INFO:py4j.clientserver:Received command c on object id p0


Next, we will take the most probable rotor settings and try to resolve the plugboard by eliminating as much as possible. After that, we will assess all posiblities score them.

In [0]:
# only consider the best naive rotor settings
rdd = spark.sparkContext.parallelize(rdd.top(100, key=lambda r: r[1].naive_score))

rdd = rdd.flatMapValues(
    lambda r: [Row(rotor_types=r.rotor_types,
                   reflector_type=r.reflector_type,
                   ring_settings=r.ring_settings,
                   plugboard_pairs=pp) for pp in
               resolve_plugboard_function(r.rotor_types, r.reflector_type, r.ring_settings)])

rdd = rdd.filter(lambda x: x[1].plugboard_pairs != NOT_RESOLVABLE)

rdd = rdd.mapValues(lambda r: Row(rotor_types=r.rotor_types,
                                  reflector_type=r.reflector_type,
                                  ring_settings=r.ring_settings,
                                  plugboard_pairs=r.plugboard_pairs,
                                  score=score_function(r.rotor_types, r.reflector_type, r.ring_settings,
                                                       r.plugboard_pairs),
                                  translated=translate_with_settings(r.rotor_types, r.reflector_type, r.ring_settings,
                                                                     r.plugboard_pairs, cypher)

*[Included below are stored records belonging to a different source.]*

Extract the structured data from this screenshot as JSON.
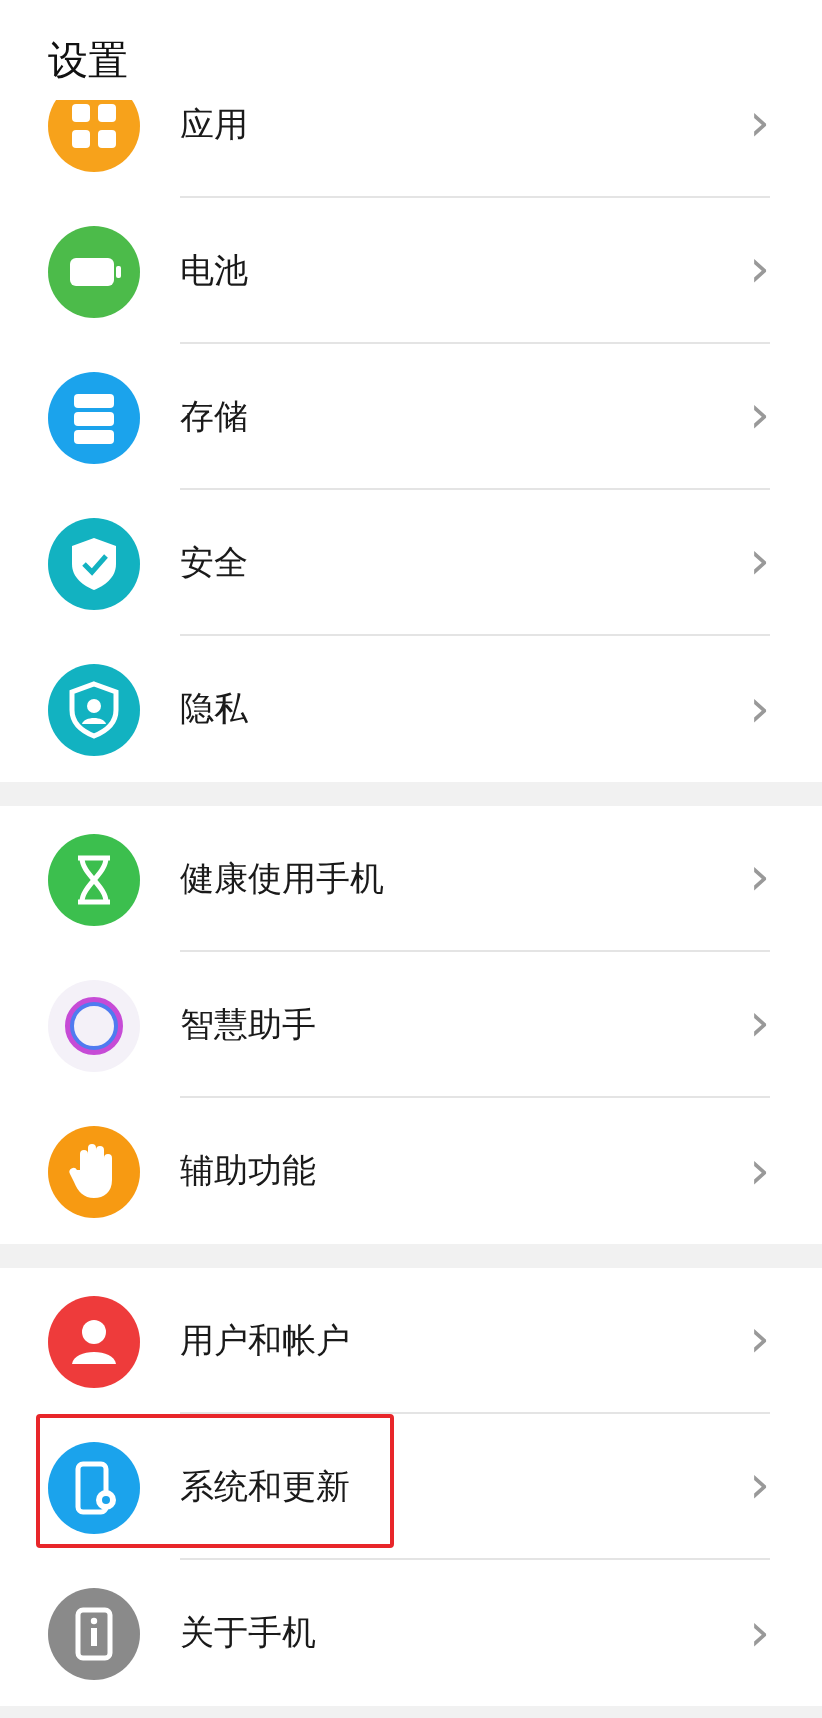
{
  "header": {
    "title": "设置"
  },
  "groups": [
    {
      "items": [
        {
          "label": "应用",
          "kind": "apps",
          "color": "#f7a21b",
          "chevron": "›",
          "highlighted": false
        },
        {
          "label": "电池",
          "kind": "battery",
          "color": "#4cbb4a",
          "chevron": "›",
          "highlighted": false
        },
        {
          "label": "存储",
          "kind": "storage",
          "color": "#1ba3ec",
          "chevron": "›",
          "highlighted": false
        },
        {
          "label": "安全",
          "kind": "shield",
          "color": "#12b2c1",
          "chevron": "›",
          "highlighted": false
        },
        {
          "label": "隐私",
          "kind": "privacy",
          "color": "#12b2c1",
          "chevron": "›",
          "highlighted": false
        }
      ]
    },
    {
      "items": [
        {
          "label": "健康使用手机",
          "kind": "hourglass",
          "color": "#3cbf4e",
          "chevron": "›",
          "highlighted": false
        },
        {
          "label": "智慧助手",
          "kind": "ring",
          "color": "#f4f1f8",
          "chevron": "›",
          "highlighted": false
        },
        {
          "label": "辅助功能",
          "kind": "hand",
          "color": "#f79a12",
          "chevron": "›",
          "highlighted": false
        }
      ]
    },
    {
      "items": [
        {
          "label": "用户和帐户",
          "kind": "user",
          "color": "#ee3b3b",
          "chevron": "›",
          "highlighted": false
        },
        {
          "label": "系统和更新",
          "kind": "system",
          "color": "#1ba3ec",
          "chevron": "›",
          "highlighted": true
        },
        {
          "label": "关于手机",
          "kind": "info",
          "color": "#8a8a8a",
          "chevron": "›",
          "highlighted": false
        }
      ]
    }
  ]
}
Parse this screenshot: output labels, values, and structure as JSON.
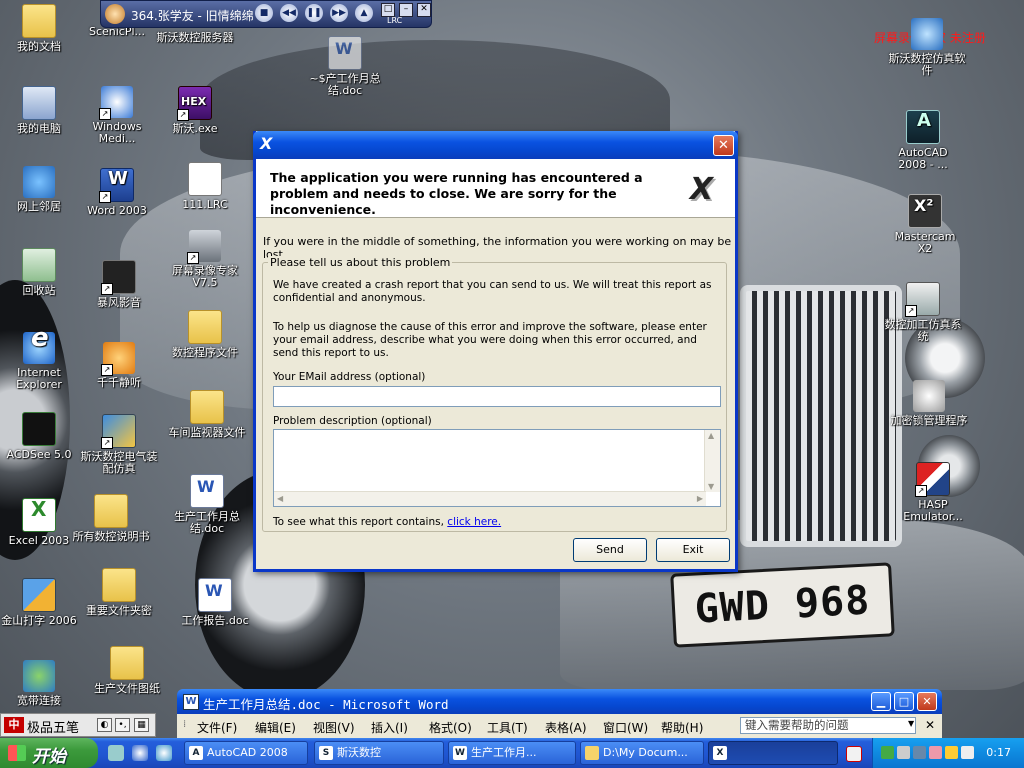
{
  "desktop": {
    "icons_left": [
      {
        "label": "我的文档",
        "icon": "my-documents-icon"
      },
      {
        "label": "我的电脑",
        "icon": "my-computer-icon"
      },
      {
        "label": "网上邻居",
        "icon": "network-places-icon"
      },
      {
        "label": "回收站",
        "icon": "recycle-bin-icon"
      },
      {
        "label": "Internet Explorer",
        "icon": "internet-explorer-icon"
      },
      {
        "label": "ACDSee 5.0",
        "icon": "acdsee-icon"
      },
      {
        "label": "Excel 2003",
        "icon": "excel-icon"
      },
      {
        "label": "金山打字 2006",
        "icon": "typing-tutor-icon"
      },
      {
        "label": "宽带连接",
        "icon": "broadband-connection-icon"
      }
    ],
    "icons_col2": [
      {
        "label": "ScenicPl...",
        "icon": "scenic-player-icon"
      },
      {
        "label": "Windows Medi...",
        "icon": "windows-media-icon"
      },
      {
        "label": "Word 2003",
        "icon": "word-icon"
      },
      {
        "label": "暴风影音",
        "icon": "storm-player-icon"
      },
      {
        "label": "千千静听",
        "icon": "ttplayer-icon"
      },
      {
        "label": "斯沃数控电气装配仿真",
        "icon": "electrical-sim-icon"
      },
      {
        "label": "所有数控说明书",
        "icon": "folder-icon"
      },
      {
        "label": "重要文件夹密",
        "icon": "folder-icon"
      },
      {
        "label": "生产文件图纸",
        "icon": "folder-icon"
      }
    ],
    "icons_col3": [
      {
        "label": "斯沃数控服务器",
        "icon": "server-icon"
      },
      {
        "label": "斯沃.exe",
        "icon": "hex-exe-icon"
      },
      {
        "label": "111.LRC",
        "icon": "text-file-icon"
      },
      {
        "label": "屏幕录像专家V7.5",
        "icon": "screen-recorder-icon"
      },
      {
        "label": "数控程序文件",
        "icon": "folder-icon"
      },
      {
        "label": "车间监视器文件",
        "icon": "folder-icon"
      },
      {
        "label": "生产工作月总结.doc",
        "icon": "word-doc-icon"
      },
      {
        "label": "工作报告.doc",
        "icon": "word-doc-icon"
      }
    ],
    "icon_top_doc": {
      "label": "~$产工作月总结.doc",
      "icon": "word-doc-icon"
    },
    "icons_right": [
      {
        "label": "斯沃数控仿真软件",
        "icon": "globe-icon"
      },
      {
        "label": "AutoCAD 2008 - ...",
        "icon": "autocad-icon"
      },
      {
        "label": "Mastercam X2",
        "icon": "mastercam-icon"
      },
      {
        "label": "数控加工仿真系统",
        "icon": "cnc-sim-icon"
      },
      {
        "label": "加密锁管理程序",
        "icon": "phone-icon"
      },
      {
        "label": "HASP Emulator...",
        "icon": "hasp-icon"
      }
    ],
    "wallpaper_plate": "GWD 968",
    "watermark": "屏幕录像专家 未注册"
  },
  "player": {
    "track": "364.张学友 - 旧情绵绵",
    "buttons": [
      "stop",
      "prev",
      "pause",
      "next",
      "eject"
    ],
    "lrc": "LRC"
  },
  "dialog": {
    "title_icon": "X",
    "close": "✕",
    "header": "The application you were running has encountered a problem and needs to close.  We are sorry for the inconvenience.",
    "logo": "X",
    "info": "If you were in the middle of something, the information you were working on may be lost.",
    "group_title": "Please tell us about this problem",
    "report_text": "We have created a crash report that you can send to us.  We will treat this report as confidential and anonymous.",
    "help_text": "To help us diagnose the cause of this error and improve the software, please enter your email address, describe what you were doing when this error occurred, and send this report to us.",
    "email_label": "Your EMail address (optional)",
    "email_value": "",
    "desc_label": "Problem description (optional)",
    "desc_value": "",
    "see_text": "To see what this report contains,",
    "see_link": "click here.",
    "send": "Send",
    "exit": "Exit"
  },
  "word": {
    "title": "生产工作月总结.doc - Microsoft Word",
    "menus": [
      "文件(F)",
      "编辑(E)",
      "视图(V)",
      "插入(I)",
      "格式(O)",
      "工具(T)",
      "表格(A)",
      "窗口(W)",
      "帮助(H)"
    ],
    "help_placeholder": "键入需要帮助的问题"
  },
  "ime": {
    "logo": "中",
    "name": "极品五笔"
  },
  "taskbar": {
    "start": "开始",
    "tasks": [
      {
        "label": "AutoCAD 2008",
        "icon": "autocad-task-icon"
      },
      {
        "label": "斯沃数控",
        "icon": "sim-task-icon"
      },
      {
        "label": "生产工作月...",
        "icon": "word-task-icon"
      },
      {
        "label": "D:\\My Docum...",
        "icon": "folder-task-icon"
      },
      {
        "label": "",
        "icon": "crash-app-task-icon"
      }
    ],
    "clock": "0:17"
  },
  "colors": {
    "xp_blue": "#0a52e0",
    "close_red": "#c0391c",
    "dialog_bg": "#ece9d8",
    "watermark": "#ff1a1a"
  }
}
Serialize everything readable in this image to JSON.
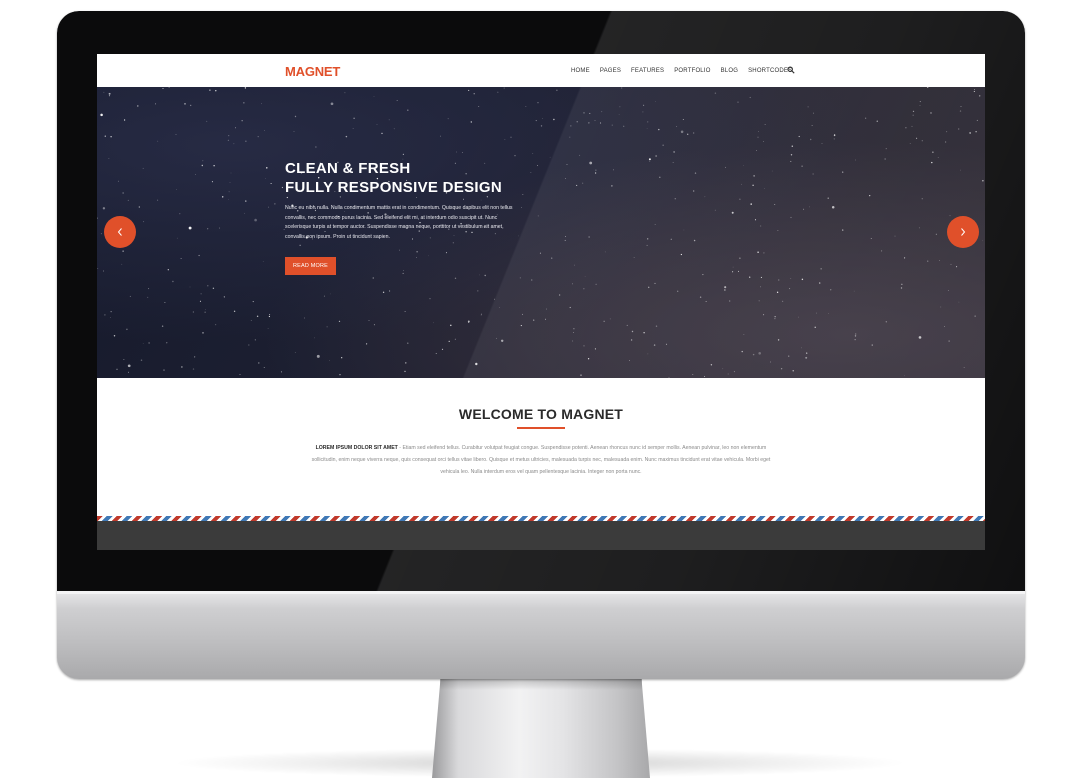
{
  "nav": {
    "logo": "MAGNET",
    "items": [
      "HOME",
      "PAGES",
      "FEATURES",
      "PORTFOLIO",
      "BLOG",
      "SHORTCODES"
    ],
    "search_icon": "search-icon"
  },
  "hero": {
    "title_line1": "CLEAN & FRESH",
    "title_line2": "FULLY RESPONSIVE DESIGN",
    "text": "Nunc eu nibh nulla. Nulla condimentum mattis erat in condimentum. Quisque dapibus elit non tellus convallis, nec commodo purus lacinia. Sed eleifend elit mi, at interdum odio suscipit ut. Nunc scelerisque turpis at tempor auctor. Suspendisse magna neque, porttitor ut vestibulum sit amet, convallis non ipsum. Proin ut tincidunt sapien.",
    "button": "READ MORE",
    "prev_icon": "chevron-left-icon",
    "next_icon": "chevron-right-icon"
  },
  "welcome": {
    "title": "WELCOME TO MAGNET",
    "lead": "LOREM IPSUM DOLOR SIT AMET",
    "separator": " - ",
    "body": "Etiam sed eleifend tellus. Curabitur volutpat feugiat congue. Suspendisse potenti. Aenean rhoncus nunc id semper mollis. Aenean pulvinar, leo non elementum sollicitudin, enim neque viverra neque, quis consequat orci tellus vitae libero. Quisque et metus ultricies, malesuada turpis nec, malesuada enim. Nunc maximus tincidunt erat vitae vehicula. Morbi eget vehicula leo. Nulla interdum eros vel quam pellentesque lacinia. Integer non porta nunc."
  },
  "colors": {
    "accent": "#e0502a",
    "nav_text": "#333333",
    "footer": "#3b3b3b",
    "airmail_red": "#c0392b",
    "airmail_blue": "#3f78b5"
  }
}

                                  ))


INFO:py4j.clientserver:Received command c on object id p0


We will convert the results to a dataframe and order them by their score to see if we found the right settings...

In [0]:
df = rdd.map(lambda v: v[1]).toDF()
df = df.filter(F.col('plugboard_pairs') != NOT_RESOLVABLE)
df = df.orderBy(F.col('score'), ascending=False)
df.show(truncate=False)


INFO:py4j.clientserver:Received command c on object id p0


+-----------+--------------+-------------+-----------------------------+-----+------------------------------------------------+
|rotor_types|reflector_type|ring_settings|plugboard_pairs              |score|translated                                      |
+-----------+--------------+-------------+-----------------------------+-----+------------------------------------------------+
|II,III,I   |B             |I,A,A        |CU,DL,EP,KN,MO,XZ            |48   |WETTERVORHERSAGEXXXFURXDIEXREGIONXXXOSTXXXMOSKAU|
|II,III,I   |B             |I,A,A        |BJ,CU,DL,EP,KN,MO,XZ         |47   |WETTERVORHERSAGEXXXFURXDIEXREGIONXXXOSTXXXMOOKAU|
|II,III,I   |B             |I,A,A        |BQ,CU,DL,EP,KN,MO,XZ         |47   |WETOERVORHERSAGEXXXFURXDIEXREGIONXXXOSTXXXMOSKAU|
|II,III,I   |B             |I,A,A        |BY,CU,DL,EP,KN,MO,XZ         |47   |WETTERVORHERSAGEXPXFURXDIEXREGIONXXXOSTXXXMOSKAU|
|II,III,I   |B             |I,A,A        |BJ,BQ,CU,DL,EP,JQ,KN,MO,XZ   |46   |WETWERVORHERSAGEXXXFURXDIE

That's it! We found the settings! The Enigma that we cracked in this notebook was relatively easy. When more letters are connected through te plugboard it becomes harder to resolve the right rotor configuration. In such case, it would make sense to assess more rotor configurations and use a larger cluster.